Hoewel verweerster, daags voor de zitting, heeft laten weten voornemens te zijn in te stemmen met een op het verhoogde bedrag van haar vordering gebaseerd, aangepast, voorstel, heeft die toezegging geen enkele praktische waarde. Een hogere vordering van verzoekster brengt immers een hogere totale schuldenlast met zich mee, zodat – gelet op de beschikbare spaarcapaciteit van verzoeker – alle schuldeisers een nieuw, en dus lager, voorstel had moeten worden voorgelegd. Mogelijk was die gelegenheid er geweest als verweerster direct nadat zij haar vergissing had vastgesteld, antwoord had gegeven op de vragen van de schuldhulpverlener. Daags voor de zitting is die ruimte, gezien de duur en de vereiste inspanningen die inherent zijn aan het minnelijk traject, er in ieder geval niet meer.
4.3
De rechtbank heeft ter zitting mevrouw [X], namens verweerster, telefonisch gehoord en haar in overweging gegeven alsnog akkoord te gaan met de aangeboden schuldregeling voor de oorspronkelijk aangemelde vordering van € 28.232,53. Temeer nu het doorgeven van een onjuiste vordering en het vervolgens niet nader informeren van de schuldhulpverlener naar het oordeel van de rechtbank voor rekening en risico van verweerster dient te komen en niet van verzoeker. Daarnaast geeft verweerster – ook ter zitting – aan dat zij wel akkoord willen gaan met een buitengerechtelijke regeling, maar wel tegen een juiste notering van de vordering. Dat zij – zo er een hernieuwd voorstel had kunnen worden gedaan – dan een lager percentage uitgekeerd had gekregen, doet daar volgens verweerster niet aan af. Nu het aanbod is gebaseerd op een onjuiste opgave van haar vordering, volhardt verweerster in haar weigering.
4.4
Uit het voorgaande volgt dat het aanbod dat namens verzoeker aan de crediteuren is gedaan, is gebaseerd op een onjuiste (want te lage) schuldenlast. Dat betekent dat, nu nakoming van het gedane aanbod niet is gewaarborgd, het verzoek moet worden afgewezen.
4.5
De verzoeker heeft ter terechtzitting laten weten het verzoek tot toepassing van de wettelijke schuldsaneringsregeling te handhaven, als het verzoek tot het bevelen in te stemmen met de door verzoeker aangeboden schuldregeling wordt afgewezen. In het verzoek tot toepassing van de wettelijke schuldsaneringsregeling zal afzonderlijk vonnis worden gewezen.

5.De beslissing

De rechtbank:
- wijst af het verzoek tot het bevelen in te stemmen met de door verzoeker aangeboden schuldregeling als bedoeld in artikel 287a Fw.

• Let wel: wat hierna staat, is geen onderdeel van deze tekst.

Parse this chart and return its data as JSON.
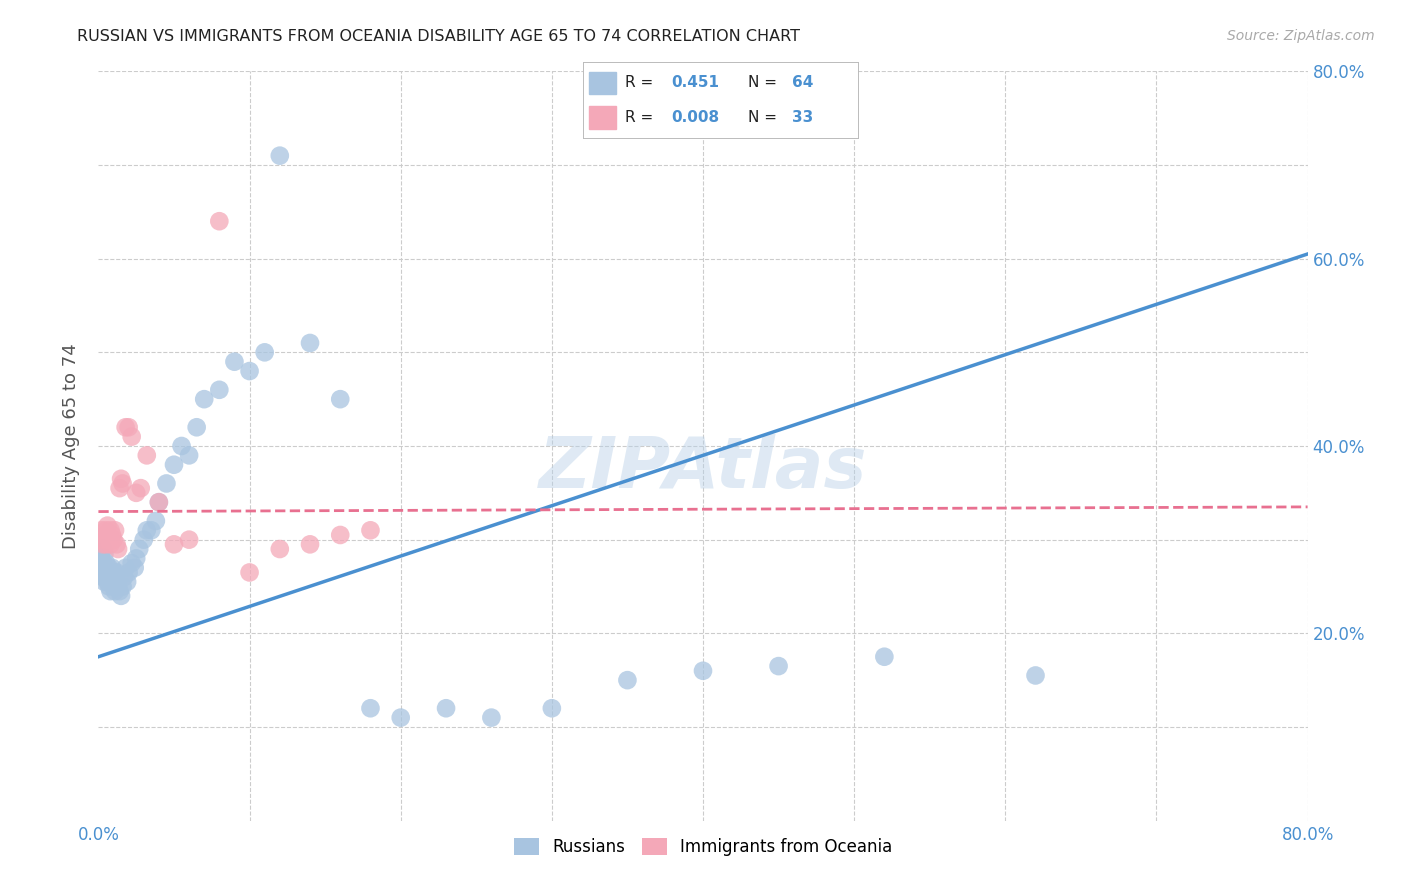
{
  "title": "RUSSIAN VS IMMIGRANTS FROM OCEANIA DISABILITY AGE 65 TO 74 CORRELATION CHART",
  "source": "Source: ZipAtlas.com",
  "ylabel": "Disability Age 65 to 74",
  "xlim": [
    0.0,
    0.8
  ],
  "ylim": [
    0.0,
    0.8
  ],
  "russian_R": 0.451,
  "russian_N": 64,
  "oceania_R": 0.008,
  "oceania_N": 33,
  "russian_color": "#a8c4e0",
  "oceania_color": "#f4a8b8",
  "russian_line_color": "#4a90d0",
  "oceania_line_color": "#e87090",
  "background_color": "#ffffff",
  "grid_color": "#cccccc",
  "russians_x": [
    0.001,
    0.002,
    0.002,
    0.003,
    0.003,
    0.003,
    0.004,
    0.004,
    0.004,
    0.005,
    0.005,
    0.006,
    0.006,
    0.007,
    0.007,
    0.008,
    0.008,
    0.009,
    0.009,
    0.01,
    0.01,
    0.011,
    0.012,
    0.012,
    0.013,
    0.014,
    0.015,
    0.016,
    0.017,
    0.018,
    0.019,
    0.02,
    0.022,
    0.024,
    0.025,
    0.027,
    0.03,
    0.032,
    0.035,
    0.038,
    0.04,
    0.045,
    0.05,
    0.055,
    0.06,
    0.065,
    0.07,
    0.08,
    0.09,
    0.1,
    0.11,
    0.12,
    0.14,
    0.16,
    0.18,
    0.2,
    0.23,
    0.26,
    0.3,
    0.35,
    0.4,
    0.45,
    0.52,
    0.62
  ],
  "russians_y": [
    0.27,
    0.265,
    0.28,
    0.26,
    0.275,
    0.29,
    0.255,
    0.27,
    0.285,
    0.26,
    0.275,
    0.255,
    0.265,
    0.25,
    0.27,
    0.245,
    0.26,
    0.255,
    0.27,
    0.25,
    0.265,
    0.245,
    0.255,
    0.265,
    0.25,
    0.245,
    0.24,
    0.25,
    0.26,
    0.27,
    0.255,
    0.265,
    0.275,
    0.27,
    0.28,
    0.29,
    0.3,
    0.31,
    0.31,
    0.32,
    0.34,
    0.36,
    0.38,
    0.4,
    0.39,
    0.42,
    0.45,
    0.46,
    0.49,
    0.48,
    0.5,
    0.71,
    0.51,
    0.45,
    0.12,
    0.11,
    0.12,
    0.11,
    0.12,
    0.15,
    0.16,
    0.165,
    0.175,
    0.155
  ],
  "oceania_x": [
    0.001,
    0.002,
    0.003,
    0.004,
    0.005,
    0.005,
    0.006,
    0.007,
    0.008,
    0.008,
    0.009,
    0.01,
    0.011,
    0.012,
    0.013,
    0.014,
    0.015,
    0.016,
    0.018,
    0.02,
    0.022,
    0.025,
    0.028,
    0.032,
    0.04,
    0.05,
    0.06,
    0.08,
    0.1,
    0.12,
    0.14,
    0.16,
    0.18
  ],
  "oceania_y": [
    0.3,
    0.31,
    0.295,
    0.305,
    0.295,
    0.31,
    0.315,
    0.3,
    0.295,
    0.31,
    0.305,
    0.3,
    0.31,
    0.295,
    0.29,
    0.355,
    0.365,
    0.36,
    0.42,
    0.42,
    0.41,
    0.35,
    0.355,
    0.39,
    0.34,
    0.295,
    0.3,
    0.64,
    0.265,
    0.29,
    0.295,
    0.305,
    0.31
  ],
  "russian_line_x0": 0.0,
  "russian_line_y0": 0.175,
  "russian_line_x1": 0.8,
  "russian_line_y1": 0.605,
  "oceania_line_x0": 0.0,
  "oceania_line_y0": 0.33,
  "oceania_line_x1": 0.8,
  "oceania_line_y1": 0.335
}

Gewezen door mr. R.G.C. Veneman, rechter, en uitgesproken ter openbare terechtzitting van 28 januari 2021 in tegenwoordigheid van D.D. Elsayed-Vorst, griffier.

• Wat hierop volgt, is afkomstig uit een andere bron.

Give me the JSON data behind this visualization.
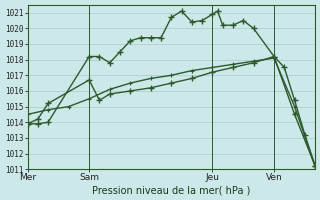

Tegen deze uitspraak kan de schuldenaar gedurende acht dagen na de dag van deze uitspraak in hoger beroep komen, in te stellen door een verzoekschrift, uitsluitend via een advocaat in te dienen ter griffie van het gerechtshof te Den Haag. Dit is slechts mogelijk indien de schuldenaar ook op dezelfde wijze hoger beroep instelt tegen de uitspraak tot afwijzing van het daarmee samenhangende verzoek om toepassing van de schuldsaneringsregeling (art. 292 lid 3 Fw).